日本酒と健康の関連性 印刷する

 二日酔いやアルコール依存症など飲みすぎると怖いアルコールですが、適量のお酒は心身の健康を促進してくれると言われています。
 では、具体的にどのような効能があるのでしょうか。
 ここでは、からだに対する効能、こころに対する効能、そして適量とはどれくらいのことをいうのかについてみてみましょう。

からだに対する効能


 「酒は百薬の長」ということわざがあります。
 栄養状態の悪い人が多かった時代には、栄養価が高く身体を温めてくれるお酒は、病気で弱っているときの栄養補給の飲み物として薬以上の働きをしてくれたことでしょう。
 しかし、栄養的にはむしろ摂りすぎな現代においても、日本酒にはからだを助けてくれる健康的な作用がいくつもあります。

 ひとつめは、血管の拡張による血行促進です。
 アルコールを摂取し血液中に回り始めると、血流が増すのにともない血管がひらきます。
 普段血液が行き渡りにくい毛細血管まで血が流れていくため、酔っ払うと顔や体がほんのり(人によっては真っ赤に)色づくのです。
 血液が身体全体にいきわたることで、老廃物の排出や酸素・栄養素の供給による細胞の活性化、疲労回復などが期待できます。

 また、食欲増進の効果も馬鹿にはできません。
 普段はあまり食べる方ではないけれど、お酒を呑みながらであれば普段よりたくさん食べてしまう、という方も多いはず。
 アルコールの刺激や体温上昇などから胃腸の働きが活発になり、消化液の増加、消化活動の活発化により食欲が増すのです。


 病気のときはもちろん、遅くまで仕事をしていて疲れから食欲が落ち、食べずに寝てしまうことで回復もしきれない、というような悪循環に陥っている方は、少しだけお酒の力を借りてみるのも良いかもしれません。

こころに対する効能


 からだへの効能はもちろんですが、適量のお酒はこころにも良い効果をもたらします。
 そのもっとも大きなものは「ストレスの緩和」です。

 アルコールが血液に乗って脳まで回ると、一番外側の大脳新皮質から順番に麻痺が起こります。
 大脳新皮質系は論理と理性を司っており、ここの機能が弱まることで状況や立場といった論理的・社会的な自己規制が緩み、ストレスが緩和されるのです。
 また、同時に普段押さえつけている感情が表面に出やすくもなります。
 交感神経優位のからだに誘導されて気分が良くなり、会話を楽しんだり大笑いするのももちろんですが、溜め込んだ気持ちを吐き出し、時には涙を流すこともストレスから解放されるには大切なことです。
 度が過ぎてはいけませんが、感情を吐き出すのはこころの健康のために良いといえます。
 ただし、嫌なことを忘れるために呑む「やけ酒」については、酔いが急速に進んで危険なだけでなく、アルコール摂取前の記憶を強化してしまうという研究結果もあり、逆効果になる可能性が高いため控えたほうがいいでしょう。

適量ってどれくらい?


 さて、ここまでお酒の効能を見てきましたが、これらはすべて「適量の」お酒を呑んだときの効能です。
 どんな薬も必要以上に摂取すると身体に負荷をかけるとの同様、お酒も飲みすぎてしまえばからだにもこころにも単純に毒です。
 例えば、二日酔いから肝臓の病気、アルコール依存症に至るまで、お酒を呑むことの悪い効果は、ある意味良い効果よりもよく知られているといえるでしょう。

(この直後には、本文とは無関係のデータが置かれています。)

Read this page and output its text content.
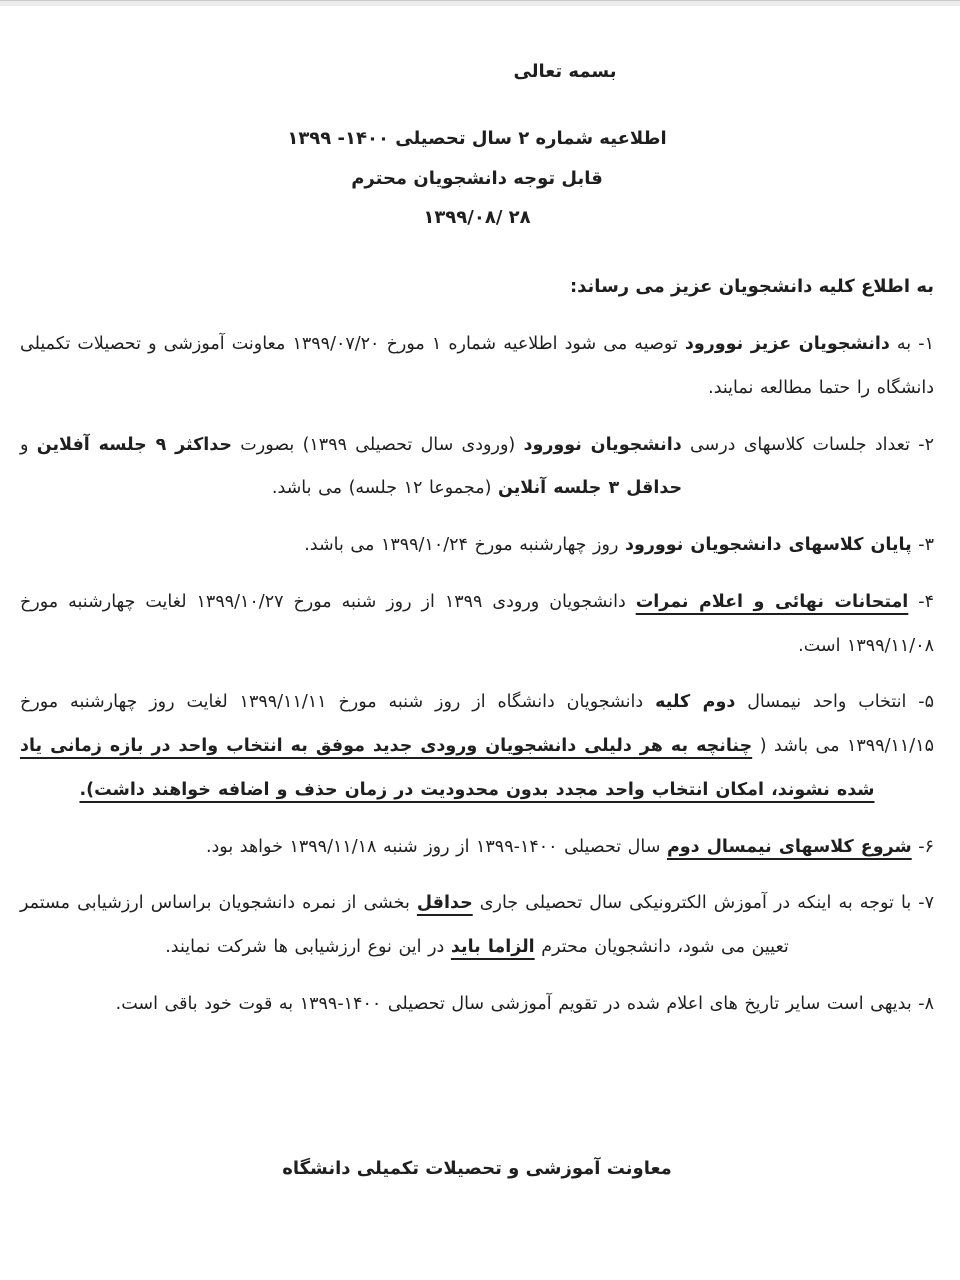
بسمه تعالی
اطلاعیه شماره ۲ سال تحصیلی ۱۴۰۰- ۱۳۹۹
قابل توجه دانشجویان محترم
۲۸ /۱۳۹۹/۰۸
به اطلاع کلیه دانشجویان عزیز می رساند:

۱- به دانشجویان عزیز نوورود توصیه می شود اطلاعیه شماره ۱ مورخ ۱۳۹۹/۰۷/۲۰ معاونت آموزشی و تحصیلات تکمیلی دانشگاه را حتما مطالعه نمایند.

۲- تعداد جلسات کلاسهای درسی دانشجویان نوورود (ورودی سال تحصیلی ۱۳۹۹) بصورت حداکثر ۹ جلسه آفلاین و حداقل ۳ جلسه آنلاین (مجموعا ۱۲ جلسه) می باشد.

۳- پایان کلاسهای دانشجویان نوورود روز چهارشنبه مورخ ۱۳۹۹/۱۰/۲۴ می باشد.

۴- امتحانات نهائی و اعلام نمرات دانشجویان ورودی ۱۳۹۹ از روز شنبه مورخ ۱۳۹۹/۱۰/۲۷ لغایت چهارشنبه مورخ ۱۳۹۹/۱۱/۰۸ است.

۵- انتخاب واحد نیمسال دوم کلیه دانشجویان دانشگاه از روز شنبه مورخ ۱۳۹۹/۱۱/۱۱ لغایت روز چهارشنبه مورخ ۱۳۹۹/۱۱/۱۵ می باشد ( چنانچه به هر دلیلی دانشجویان ورودی جدید موفق به انتخاب واحد در بازه زمانی یاد شده نشوند، امکان انتخاب واحد مجدد بدون محدودیت در زمان حذف و اضافه خواهند داشت).

۶- شروع کلاسهای نیمسال دوم سال تحصیلی ۱۴۰۰-۱۳۹۹ از روز شنبه ۱۳۹۹/۱۱/۱۸ خواهد بود.

۷- با توجه به اینکه در آموزش الکترونیکی سال تحصیلی جاری حداقل بخشی از نمره دانشجویان براساس ارزشیابی مستمر تعیین می شود، دانشجویان محترم الزاما باید در این نوع ارزشیابی ها شرکت نمایند.

۸- بدیهی است سایر تاریخ های اعلام شده در تقویم آموزشی سال تحصیلی ۱۴۰۰-۱۳۹۹ به قوت خود باقی است.

معاونت آموزشی و تحصیلات تکمیلی دانشگاه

 では、「適量」というのはどれくらいのことをいうのでしょうか。
 これは人それぞれのアルコール分解能力や血液量、体質などにもよるため一概に定量化することはできません。
 重要なのは、「体温が上昇し、血流量が増える」「大脳新皮質に弱い麻痺がみられ、感情があらわれやすくなる」状態になることで、これは血中アルコール濃度が0.1%程度のとき、いわゆるほろ酔いの状態といわれています。
 これは日本酒でいうと、通常のアルコール分解能力を持っている人の場合で1~2合程度といえます。

 ただし、一気飲みなど急速にアルコールを摂取した場合血液中に回るアルコール量が増えるため、量が同じでもほろ酔いではすまない場合も。
 体調や事前の食事の有無、体内水分量などにも左右されるため、今日はどれくらいで酔いが回るかということを確かめながら、ゆっくり呑んだほうが良いと言えるでしょう。